I finished one of my urban landscapes today. I think I’ll call these Cincinnati Intersection 1&2. It always feels good to finish a painting, even if I feel slightly unsure about it. I don’t finish many paintings without some kind of doubt. I had a teacher one time tell me they could work on a painting forever, that sometimes you just have to call it. I feel that way a lot. How long is too long? And, how many times have I reworked something only to regret it?
I will make my way down to 1-10 and Fredericksburg and take some photos of that intersection too. I think these are all going to make a great series, if urban landscapes are your thing. I’m going Saturday to meet a group that calls themselves Urban Sketchers San Antonio. They work mostly with watercolor which will be cool. I haven’t worked with watercolor enough. Hopefully I’ll make some good contacts and find some camaraderie.

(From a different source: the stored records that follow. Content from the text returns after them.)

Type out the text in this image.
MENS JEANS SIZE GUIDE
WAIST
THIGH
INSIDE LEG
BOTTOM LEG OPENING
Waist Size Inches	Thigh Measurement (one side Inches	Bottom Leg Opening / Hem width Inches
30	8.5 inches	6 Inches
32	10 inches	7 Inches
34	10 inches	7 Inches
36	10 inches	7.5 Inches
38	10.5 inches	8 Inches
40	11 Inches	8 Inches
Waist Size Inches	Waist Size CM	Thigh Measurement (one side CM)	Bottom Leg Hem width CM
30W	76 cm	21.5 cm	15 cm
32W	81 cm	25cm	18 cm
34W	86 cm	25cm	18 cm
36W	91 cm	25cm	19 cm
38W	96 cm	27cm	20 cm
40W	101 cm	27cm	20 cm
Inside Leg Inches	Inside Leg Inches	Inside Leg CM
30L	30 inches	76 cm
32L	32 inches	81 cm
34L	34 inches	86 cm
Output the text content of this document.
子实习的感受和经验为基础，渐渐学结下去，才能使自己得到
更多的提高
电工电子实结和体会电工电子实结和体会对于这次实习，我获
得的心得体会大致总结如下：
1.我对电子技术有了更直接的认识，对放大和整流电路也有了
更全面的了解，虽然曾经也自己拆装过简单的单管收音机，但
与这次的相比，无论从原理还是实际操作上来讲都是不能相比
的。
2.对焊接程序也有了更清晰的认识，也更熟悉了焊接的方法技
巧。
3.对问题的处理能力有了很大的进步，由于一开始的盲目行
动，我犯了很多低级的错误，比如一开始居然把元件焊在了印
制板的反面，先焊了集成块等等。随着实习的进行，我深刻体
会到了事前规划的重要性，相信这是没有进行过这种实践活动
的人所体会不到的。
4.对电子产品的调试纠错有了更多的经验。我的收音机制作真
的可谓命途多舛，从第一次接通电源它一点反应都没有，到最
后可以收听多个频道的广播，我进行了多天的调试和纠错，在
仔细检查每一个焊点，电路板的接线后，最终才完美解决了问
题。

I listened to a podcast today, something I haven’t written about in a while. It was The Ezra Klein Show featuring the editor in chief of Christianity Today, Russell Moore. What I found the most confusing is how rational he sounded talking to this liberal host and presumably liberal audience. How can a leader in the Baptist church sound so even keel when white evangelicals always sound so… fundamentalist?
It sounds as if the church is in just as much conflict as everyone else. He talked about preachers wanting to quit and being exhausted because parishioners think their church is getting too liberal, or too Trumpy. I guess we’re all in the same boat these days.
Is it really just the media? Is it the media that keeps us on edge, that’s got us anxious and frustrated? I feel like I’ve been waiting for Trump to go to jail for eight years. Is this what right-wingers felt about Hillary? Moore said he heard some evangelicals reacting to liberals saying “We can’t just turn the other cheek,” to which he replied, “That’s a direct quote from Jesus.” Apparently they didn’t care. They believe that these are times that call for different measures and that we can’t be weak.
In a way it makes me feel a little better knowing that this time of unprecedented conflict has reached every corner of society. I feel less alone. I feel less anxious about it. A lot of people don’t like Trump. It still disappoints me that so many people do, that they want him to be President, but that’s life in a democracy. I’m glad to hear though that not all evangelicals like him, or even tolerate conversations about him in their presence. My family used to get together for holidays but now it’s Trump supporters at one house and non-Trump supporters at another house. Frankly, I think it’s better for everyone.
The Brainwashing of My Dad was an incredible documentary about the media. It certainly wasn’t coming from a politically moderate perspective, but it did open my eyes to how many people out there had a loved one who started listening to right-wing talk-radio in the 80’s and became unreachable. Even before the entire country was at odds there have been friends and families at odds. People have been outraged for decades and there’s no end in sight.
ON a positive note, today’s podcast made me realize that there are people in all sorts of social circles who are intelligent and reasonable. Not everyone ‘on the other side’ is a raving lunatic. In fact, most of us are probably feeling the same things. We’re probably all feeling some sort of exhaustion, confusion, fear, and heartache. I wonder if and when we’ll return to happier times.